通过发布文献求助，成功后即可免费获取论文全文。去求助

来源期刊

Swarm and Evolutionary Computation COMPUTER SCIENCE, ARTIFICIAL INTELLIGENCEC-COMPUTER SCIENCE, THEORY & METHODS

CiteScore

16.00

自引率

12.00%

发文量

169

期刊介绍： Swarm and Evolutionary Computation is a pioneering peer-reviewed journal focused on the latest research and advancements in nature-inspired intelligent computation using swarm and evolutionary algorithms. It covers theoretical, experimental, and practical aspects of these paradigms and their hybrids, promoting interdisciplinary research.

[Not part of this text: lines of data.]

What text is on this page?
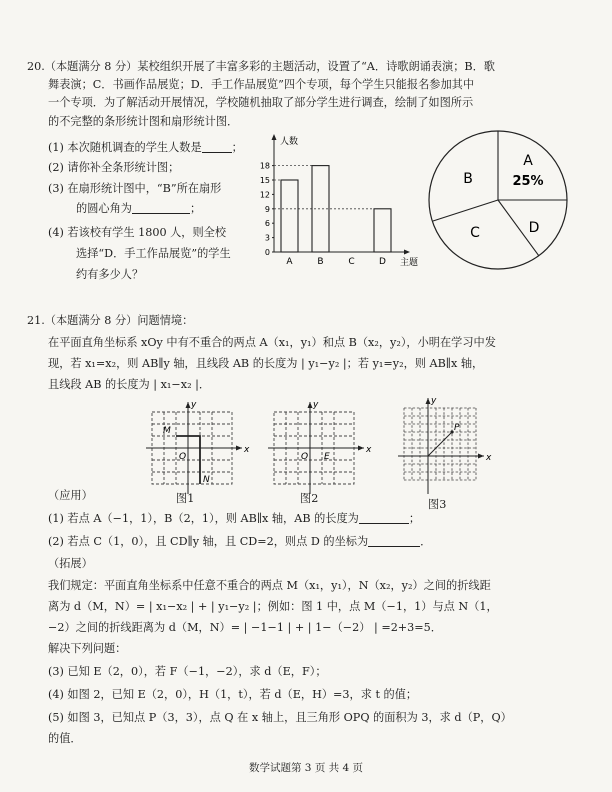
20.（本题满分 8 分）某校组织开展了丰富多彩的主题活动，设置了“A．诗歌朗诵表演；B．歌
舞表演；C．书画作品展览；D．手工作品展览”四个专项，每个学生只能报名参加其中
一个专项．为了解活动开展情况，学校随机抽取了部分学生进行调查，绘制了如图所示
的不完整的条形统计图和扇形统计图．
(1) 本次随机调查的学生人数是	；
(2) 请你补全条形统计图；
(3) 在扇形统计图中，“B”所在扇形
的圆心角为	；
(4) 若该校有学生 1800 人，则全校
选择“D．手工作品展览”的学生
约有多少人？
0
3
6
9
12
15
18
A	B	C	D
人数
主题
A
25%
B
C	D
21.（本题满分 8 分）问题情境：
在平面直角坐标系 xOy 中有不重合的两点 A（x₁，y₁）和点 B（x₂，y₂），小明在学习中发
现，若 x₁=x₂，则 AB∥y 轴，且线段 AB 的长度为 | y₁−y₂ |；若 y₁=y₂，则 AB∥x 轴，
且线段 AB 的长度为 | x₁−x₂ |．
x
y
O
M
N
图1
x
y
O E
图2
x
y
P
图3
（应用）
(1) 若点 A（−1，1），B（2，1），则 AB∥x 轴，AB 的长度为	；
(2) 若点 C（1，0），且 CD∥y 轴，且 CD=2，则点 D 的坐标为	．
（拓展）
我们规定：平面直角坐标系中任意不重合的两点 M（x₁，y₁），N（x₂，y₂）之间的折线距
离为 d（M，N）= | x₁−x₂ | + | y₁−y₂ |；例如：图 1 中，点 M（−1，1）与点 N（1，
−2）之间的折线距离为 d（M，N）= | −1−1 | + | 1−（−2） | =2+3=5．
解决下列问题：
(3) 已知 E（2，0），若 F（−1，−2），求 d（E，F）；
(4) 如图 2，已知 E（2，0），H（1，t），若 d（E，H）=3，求 t 的值；
(5) 如图 3，已知点 P（3，3），点 Q 在 x 轴上，且三角形 OPQ 的面积为 3，求 d（P，Q）
的值．
数学试题第 3 页 共 4 页
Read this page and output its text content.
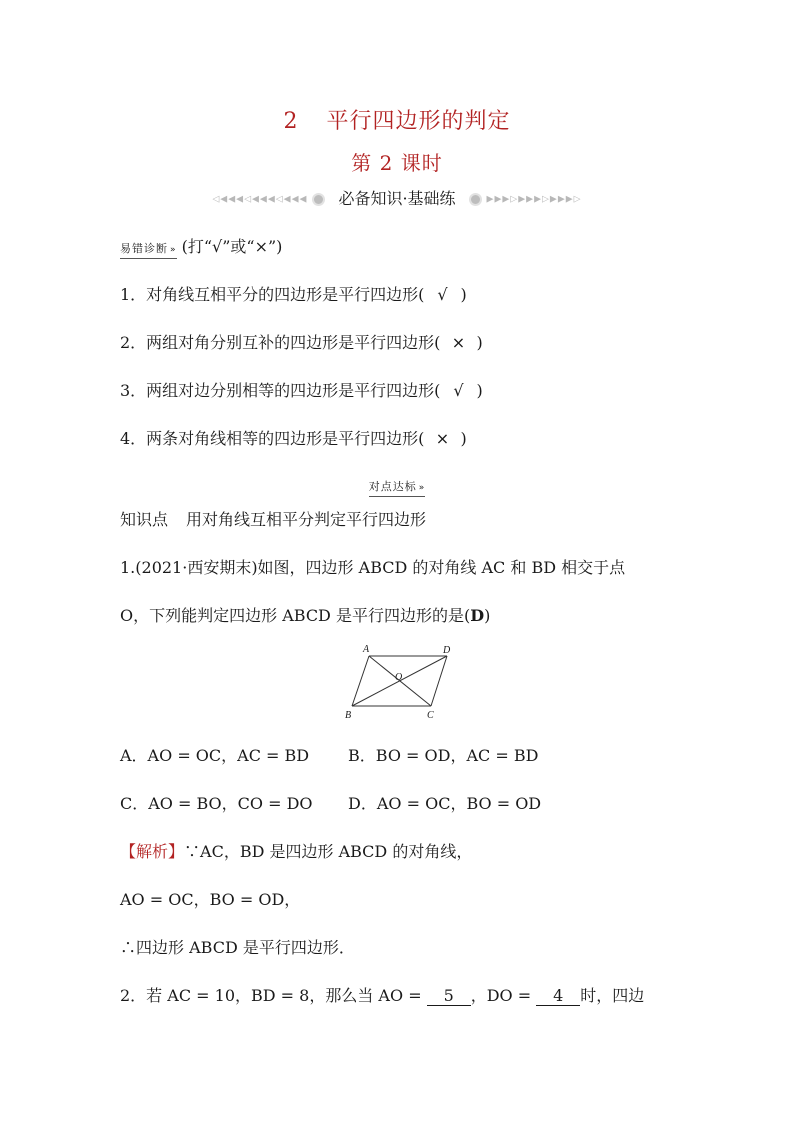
2 平行四边形的判定
第 2 课时
◁◀◀◀◁◀◀◀◁◀◀◀ 必备知识·基础练	▶▶▶▷▶▶▶▷▶▶▶▷
易错诊断 » (打“√”或“×”)
1．对角线互相平分的四边形是平行四边形( √ )
2．两组对角分别互补的四边形是平行四边形( × )
3．两组对边分别相等的四边形是平行四边形( √ )
4．两条对角线相等的四边形是平行四边形( × )
对点达标 »
知识点 用对角线互相平分判定平行四边形
1.(2021·西安期末)如图，四边形 ABCD 的对角线 AC 和 BD 相交于点
O，下列能判定四边形 ABCD 是平行四边形的是(D)
A	D
O
B	C
A．AO = OC，AC = BD B．BO = OD，AC = BD
C．AO = BO，CO = DO D．AO = OC，BO = OD
【解析】∵AC，BD 是四边形 ABCD 的对角线，
AO = OC，BO = OD，
∴四边形 ABCD 是平行四边形．
2．若 AC = 10，BD = 8，那么当 AO = 5 ，DO = 4 时，四边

The journal prioritizes the publication of high-quality, original articles that push the boundaries of evolutionary computation and swarm intelligence. Additionally, it welcomes survey papers on current topics and novel applications. Topics of interest include but are not limited to: Genetic Algorithms, and Genetic Programming, Evolution Strategies, and Evolutionary Programming, Differential Evolution, Artificial Immune Systems, Particle Swarms, Ant Colony, Bacterial Foraging, Artificial Bees, Fireflies Algorithm, Harmony Search, Artificial Life, Digital Organisms, Estimation of Distribution Algorithms, Stochastic Diffusion Search, Quantum Computing, Nano Computing, Membrane Computing, Human-centric Computing, Hybridization of Algorithms, Memetic Computing, Autonomic Computing, Self-organizing systems, Combinatorial, Discrete, Binary, Constrained, Multi-objective, Multi-modal, Dynamic, and Large-scale Optimization.